Enabling Single Sign-On
When Single Sign-On (SSO) is enabled, viewers of reports in Power BI Service run them under their own Power BI Service usernames. They no longer run reports under the Power BI Service usernames of the people who published the reports, or under the username of the person who set up Power BI Gateway (if you are using a gateway between Power BI Service and Dremio).
For example, suppose a user of Power BI Service with the username user1
publishes a report. Another person, who has the Power BI Service username user2
, runs that report.
- Without SSO enabled: In Dremio, the username associated with the job that runs the query from the report is
user1
. - With SSO enabled: In Dremio, the username associated with the job that runs the query from the report is
user2
.
By following steps in Azure Active Directory (AAD) and the Power BI Admin portal to enable SSO, you make it easier for yourself to find out in Dremio who exactly is running your reports.

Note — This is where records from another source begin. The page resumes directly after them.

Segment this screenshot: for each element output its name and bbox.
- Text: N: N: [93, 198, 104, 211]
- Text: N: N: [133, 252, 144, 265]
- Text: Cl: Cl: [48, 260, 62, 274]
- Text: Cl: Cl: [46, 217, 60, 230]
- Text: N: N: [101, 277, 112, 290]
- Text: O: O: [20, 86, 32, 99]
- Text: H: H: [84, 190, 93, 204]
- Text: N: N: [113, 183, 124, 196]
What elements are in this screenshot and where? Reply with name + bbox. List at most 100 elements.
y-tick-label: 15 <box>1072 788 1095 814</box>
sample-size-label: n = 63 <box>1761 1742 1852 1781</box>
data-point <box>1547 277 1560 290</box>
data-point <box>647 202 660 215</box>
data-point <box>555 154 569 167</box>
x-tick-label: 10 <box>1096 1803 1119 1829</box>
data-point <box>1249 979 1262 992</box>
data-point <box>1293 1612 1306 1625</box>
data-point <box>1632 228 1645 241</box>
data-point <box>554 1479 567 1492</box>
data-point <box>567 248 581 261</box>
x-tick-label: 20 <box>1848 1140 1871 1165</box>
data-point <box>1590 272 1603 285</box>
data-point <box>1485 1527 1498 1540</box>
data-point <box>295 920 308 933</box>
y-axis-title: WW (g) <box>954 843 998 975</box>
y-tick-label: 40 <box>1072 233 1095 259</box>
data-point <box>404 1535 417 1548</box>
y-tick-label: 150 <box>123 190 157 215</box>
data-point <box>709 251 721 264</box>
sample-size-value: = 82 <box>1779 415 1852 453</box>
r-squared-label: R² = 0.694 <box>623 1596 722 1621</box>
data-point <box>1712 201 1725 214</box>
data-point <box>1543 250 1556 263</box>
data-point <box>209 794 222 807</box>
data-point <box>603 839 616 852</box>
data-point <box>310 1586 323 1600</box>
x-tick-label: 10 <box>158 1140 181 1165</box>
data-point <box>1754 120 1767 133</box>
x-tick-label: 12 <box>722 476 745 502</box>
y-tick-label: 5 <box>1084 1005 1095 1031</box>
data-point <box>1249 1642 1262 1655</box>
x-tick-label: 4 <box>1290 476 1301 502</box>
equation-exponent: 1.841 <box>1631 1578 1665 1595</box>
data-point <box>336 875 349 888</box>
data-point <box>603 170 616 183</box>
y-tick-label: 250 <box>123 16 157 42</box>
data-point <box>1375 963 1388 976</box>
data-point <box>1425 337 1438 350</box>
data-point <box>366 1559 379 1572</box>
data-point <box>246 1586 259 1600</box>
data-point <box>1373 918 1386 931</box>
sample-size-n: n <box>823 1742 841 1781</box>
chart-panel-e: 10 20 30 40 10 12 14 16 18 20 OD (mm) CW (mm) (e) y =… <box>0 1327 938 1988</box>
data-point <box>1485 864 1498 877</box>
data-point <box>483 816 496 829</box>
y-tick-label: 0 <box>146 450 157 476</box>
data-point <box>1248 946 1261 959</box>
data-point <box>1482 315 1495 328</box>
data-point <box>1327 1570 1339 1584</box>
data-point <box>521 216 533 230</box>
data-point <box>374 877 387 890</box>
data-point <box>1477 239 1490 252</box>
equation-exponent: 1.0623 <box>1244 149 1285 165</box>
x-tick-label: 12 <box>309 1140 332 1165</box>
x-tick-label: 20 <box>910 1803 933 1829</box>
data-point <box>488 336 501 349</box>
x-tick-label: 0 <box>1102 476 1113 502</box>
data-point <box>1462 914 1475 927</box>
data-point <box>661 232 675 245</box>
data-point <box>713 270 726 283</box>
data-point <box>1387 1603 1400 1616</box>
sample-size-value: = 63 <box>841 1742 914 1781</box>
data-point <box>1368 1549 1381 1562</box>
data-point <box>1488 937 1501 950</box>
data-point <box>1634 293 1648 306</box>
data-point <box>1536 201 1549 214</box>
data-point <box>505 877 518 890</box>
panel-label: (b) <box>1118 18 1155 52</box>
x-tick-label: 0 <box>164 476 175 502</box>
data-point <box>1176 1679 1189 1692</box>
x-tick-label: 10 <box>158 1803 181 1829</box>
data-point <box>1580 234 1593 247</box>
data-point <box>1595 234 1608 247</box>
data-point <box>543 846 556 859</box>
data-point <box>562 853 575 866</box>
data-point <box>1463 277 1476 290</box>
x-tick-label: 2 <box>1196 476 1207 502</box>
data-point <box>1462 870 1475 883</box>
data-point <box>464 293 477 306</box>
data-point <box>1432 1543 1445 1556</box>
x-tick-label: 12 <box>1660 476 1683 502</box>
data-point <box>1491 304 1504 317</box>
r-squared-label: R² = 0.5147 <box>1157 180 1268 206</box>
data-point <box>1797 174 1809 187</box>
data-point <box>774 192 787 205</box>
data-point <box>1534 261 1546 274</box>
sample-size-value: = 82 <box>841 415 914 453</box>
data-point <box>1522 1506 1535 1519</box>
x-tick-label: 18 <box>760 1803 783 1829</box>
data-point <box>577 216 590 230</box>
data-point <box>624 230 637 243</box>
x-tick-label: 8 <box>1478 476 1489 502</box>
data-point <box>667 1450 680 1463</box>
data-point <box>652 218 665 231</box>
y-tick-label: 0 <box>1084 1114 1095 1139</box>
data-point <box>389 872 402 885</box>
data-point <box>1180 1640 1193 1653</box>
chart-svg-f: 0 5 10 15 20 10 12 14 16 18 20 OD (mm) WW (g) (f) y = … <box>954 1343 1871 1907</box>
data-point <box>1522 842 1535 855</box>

Report creators will be able to use Power BI Service to enable SSO on the reports that they publish and have already published.
Before following the steps to enable SSO, ensure that these prerequisites are met:
- Users of Power BI Desktop must be using the November 2022 release or a later release.
- Dremio must be at version 24.0 or later.
- If you are using Power BI Gateway for connections from Power BI Service to Dremio, Power BI Gateway must be the November 2022 release or a later release.
- Your Dremio cluster's client port must be encrypted.
- If Power BI Service connects directly to Dremio (Direct Query), then the client port must be publicly exposed.
- Configure Azure Active Directory for Power BI.
- Log into the Power BI Admin portal.
- Select Tenant settings.
- Toggle on the Enabled switch under Dremio SSO.